Add to that Hong Kong's record-breaking seizure in May this year of 13 tonnes of endangered hammerhead sharks smuggled in by ship from Ecuador, a haul estimated to be worth around £815,000. Again, it's not hard to join the dots between China's looming fishing threat to the Galapagos Islands and Hong Kong's dodgy shark fin market.
Shops in Hong Kong openly trading in shark fin products - photo credit - Dorothy Cheng
Fisheries experts have noted that harmful fishing subsidies provided by the Chinese government to its distant water fishing fleet are enabling fishing captains to buy all the diesel they need to make the long journey across the Pacific to the Galapagos. Recent WTO negotiations between China and the United States to discuss the thorny issue have stalled, as American negotiators contest China's lobbying “special and differential treatment” and claim of 'developing nation status' – a claim clearly at odds with the vast size of its distant-water fishing fleet. China's fishing fleet dwarfs the rest of the world's fishing fleets, even as China's fishing boats are often registered to obscure shell companies or sail under foreign flags of convenience.
However, according to Ecuadorean enforcement officials, China's industrial fishing fleet, currently just off the Galapagos, haven't actually broken any laws yet. But in coming days they could be well poised to plunder the national park's lucrative stock of sharks – including its carefully monitored population of endangered hammerheads – if they choose to, by switching off their vessels' communications devices, a common ploy used by fishermen the world over to evade law enforcement.
Chinese fishing boats on the move Photo: China Foto Press. China’s fishing fleet operated more hours in 2016 than the next 10 biggest nations combined
Ten thousand miles away, meanwhile, along the tram tracks of Hong Kong island sits the city's shark fin dried seafood market. Like an underwater dive gone wrong, thousands of dead and dried sea creatures lie in stinking plastic bags on shelves, or in sacks on the floor of tiny shops of 'Dried Seafood Street,' as the Hong Kong Tourism Board likes to tout it. These businesses, often suspected to be nothing more than fronts for money laundering, will sell you a kilo of 'superior shark fin' for an eye-watering £622 per kilo. Or if you prefer the cheaper option, a kilo of raw, unbleached, shark fin will set you back £185 – but you'll have to scrape off the rough grey shark skin yourself.

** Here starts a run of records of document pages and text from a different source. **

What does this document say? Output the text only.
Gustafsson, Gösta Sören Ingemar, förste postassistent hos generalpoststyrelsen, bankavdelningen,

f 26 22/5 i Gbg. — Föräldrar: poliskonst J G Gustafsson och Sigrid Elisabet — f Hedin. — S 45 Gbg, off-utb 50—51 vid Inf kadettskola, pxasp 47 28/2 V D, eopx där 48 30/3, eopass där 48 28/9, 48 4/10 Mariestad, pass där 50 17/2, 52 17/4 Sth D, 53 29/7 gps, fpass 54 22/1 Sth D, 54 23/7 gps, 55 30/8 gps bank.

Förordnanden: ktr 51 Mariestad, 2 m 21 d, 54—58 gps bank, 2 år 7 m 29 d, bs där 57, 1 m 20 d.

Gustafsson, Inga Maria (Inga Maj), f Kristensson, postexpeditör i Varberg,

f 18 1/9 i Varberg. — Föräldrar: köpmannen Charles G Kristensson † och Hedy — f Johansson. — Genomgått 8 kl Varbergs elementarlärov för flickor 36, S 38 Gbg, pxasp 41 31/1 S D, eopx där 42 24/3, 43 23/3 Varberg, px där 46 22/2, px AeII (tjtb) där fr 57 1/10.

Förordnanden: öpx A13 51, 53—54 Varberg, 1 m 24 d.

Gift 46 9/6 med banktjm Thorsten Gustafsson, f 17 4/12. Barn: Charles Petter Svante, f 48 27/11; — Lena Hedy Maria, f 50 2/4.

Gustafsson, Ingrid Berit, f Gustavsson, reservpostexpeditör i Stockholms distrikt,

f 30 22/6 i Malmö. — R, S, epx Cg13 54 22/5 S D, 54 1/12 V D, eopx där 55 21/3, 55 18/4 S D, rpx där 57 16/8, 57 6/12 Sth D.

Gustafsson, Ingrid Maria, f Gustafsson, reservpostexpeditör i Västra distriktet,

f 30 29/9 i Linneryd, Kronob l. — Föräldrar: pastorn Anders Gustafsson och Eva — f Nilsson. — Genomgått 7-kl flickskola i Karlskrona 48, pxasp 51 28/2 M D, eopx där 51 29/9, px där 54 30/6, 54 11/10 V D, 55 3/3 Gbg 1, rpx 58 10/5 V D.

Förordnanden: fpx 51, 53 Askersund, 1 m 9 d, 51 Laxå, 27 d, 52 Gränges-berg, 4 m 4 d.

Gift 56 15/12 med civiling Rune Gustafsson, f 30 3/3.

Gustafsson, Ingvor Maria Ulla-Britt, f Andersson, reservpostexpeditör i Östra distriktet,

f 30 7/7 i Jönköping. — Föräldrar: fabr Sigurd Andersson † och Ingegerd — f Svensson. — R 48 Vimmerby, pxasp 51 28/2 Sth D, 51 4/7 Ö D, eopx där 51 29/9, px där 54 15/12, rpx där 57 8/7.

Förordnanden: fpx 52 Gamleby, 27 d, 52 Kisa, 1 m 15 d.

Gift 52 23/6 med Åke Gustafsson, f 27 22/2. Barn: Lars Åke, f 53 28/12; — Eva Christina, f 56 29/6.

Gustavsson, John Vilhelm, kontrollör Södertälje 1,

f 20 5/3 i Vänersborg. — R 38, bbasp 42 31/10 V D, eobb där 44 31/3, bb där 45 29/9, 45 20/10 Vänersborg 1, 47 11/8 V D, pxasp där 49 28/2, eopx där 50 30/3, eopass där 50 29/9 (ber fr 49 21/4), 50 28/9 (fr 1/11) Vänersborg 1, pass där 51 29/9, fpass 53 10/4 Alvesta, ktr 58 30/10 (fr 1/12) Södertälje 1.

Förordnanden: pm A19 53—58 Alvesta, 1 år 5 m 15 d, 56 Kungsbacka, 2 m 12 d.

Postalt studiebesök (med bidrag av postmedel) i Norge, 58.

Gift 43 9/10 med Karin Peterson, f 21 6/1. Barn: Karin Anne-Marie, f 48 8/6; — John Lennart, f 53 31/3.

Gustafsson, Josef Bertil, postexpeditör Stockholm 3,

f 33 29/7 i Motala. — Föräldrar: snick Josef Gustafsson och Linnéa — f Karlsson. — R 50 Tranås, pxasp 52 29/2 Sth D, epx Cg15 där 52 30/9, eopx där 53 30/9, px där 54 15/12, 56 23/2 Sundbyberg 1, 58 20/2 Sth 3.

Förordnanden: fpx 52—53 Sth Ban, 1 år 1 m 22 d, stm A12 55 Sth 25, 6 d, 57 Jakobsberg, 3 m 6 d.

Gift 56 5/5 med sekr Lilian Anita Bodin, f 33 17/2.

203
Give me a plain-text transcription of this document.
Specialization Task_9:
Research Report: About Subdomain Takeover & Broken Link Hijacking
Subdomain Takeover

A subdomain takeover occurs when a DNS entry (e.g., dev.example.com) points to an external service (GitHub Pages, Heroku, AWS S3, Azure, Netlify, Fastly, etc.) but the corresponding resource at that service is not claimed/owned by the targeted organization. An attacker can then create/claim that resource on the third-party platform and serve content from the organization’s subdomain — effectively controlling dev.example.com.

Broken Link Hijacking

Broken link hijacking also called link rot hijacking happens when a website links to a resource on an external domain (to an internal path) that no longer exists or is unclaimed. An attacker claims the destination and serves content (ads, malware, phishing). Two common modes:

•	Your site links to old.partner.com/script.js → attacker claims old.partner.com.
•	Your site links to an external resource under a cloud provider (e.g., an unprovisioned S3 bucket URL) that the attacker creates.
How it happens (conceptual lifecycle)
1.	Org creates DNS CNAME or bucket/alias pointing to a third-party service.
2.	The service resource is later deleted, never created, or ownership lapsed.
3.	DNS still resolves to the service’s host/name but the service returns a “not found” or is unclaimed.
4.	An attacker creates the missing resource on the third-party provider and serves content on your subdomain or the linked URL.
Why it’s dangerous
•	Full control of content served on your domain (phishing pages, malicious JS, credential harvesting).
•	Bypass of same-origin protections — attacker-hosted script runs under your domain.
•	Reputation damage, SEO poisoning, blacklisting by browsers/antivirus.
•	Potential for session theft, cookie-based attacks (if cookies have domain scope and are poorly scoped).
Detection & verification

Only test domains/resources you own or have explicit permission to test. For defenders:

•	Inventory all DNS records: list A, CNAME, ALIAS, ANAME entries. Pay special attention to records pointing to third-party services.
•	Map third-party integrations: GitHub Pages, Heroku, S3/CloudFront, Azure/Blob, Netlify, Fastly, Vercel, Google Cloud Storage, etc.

Shark fin products on sale in Hong Kong - photo credit - __Dorothy Cheng
Even though shark fin soup is still considered a luxury for many Chinese, don't expect that eating it comes without risk. Mercury, and its more toxic cousin methyl-mercury, if found in seafood, can cause Alzheimer's disease. This month a report by Florida International University found that every single sample they collected from Hong Kong's shark fin market for analysis contained staggeringly high amounts of mercury, far surpassing legal limits set by Hong Kong's Centre for Food Safety. Garcia Barcia, one of the study's co-authors, said, “The results were astonishing. The mercury levels are [...] six to ten times higher than what a safe level of mercury would be considered in Hong Kong.”
Sharks are in deep trouble, globally. In a separate scientific study, Global Finprint found sharks to be “functionally extinct” in many coral reefs around the world. Scientists placed cameras on 371 reefs in 58 countries but found sharks were virtually absent from 20% of the reefs they checked. It's not unreasonable to suggest that Hong Kong's unregulated shark fin market, where bags upon bags of baby blacktip reef sharks sit alongside Chinese medicine quack remedies, has played a major role in obliterating the world's coral reefs.
Back home there is a growing momentum to ban the UK's dirty shark fin trade. An Early Day Motion to ban the import of shark fin into the UK, sponsored by the Scottish National Party, now has 22 MPs supporting it. A public petition on Parliament's website now has over 17,000 signatures. And as Brexit day looms, the UK government finds itself in a unique position to break free from the European Union's constrictive fisheries laws, much of which are influenced by Spain, which just so happens to be the largest exporter of frozen shark fin to Hong Kong.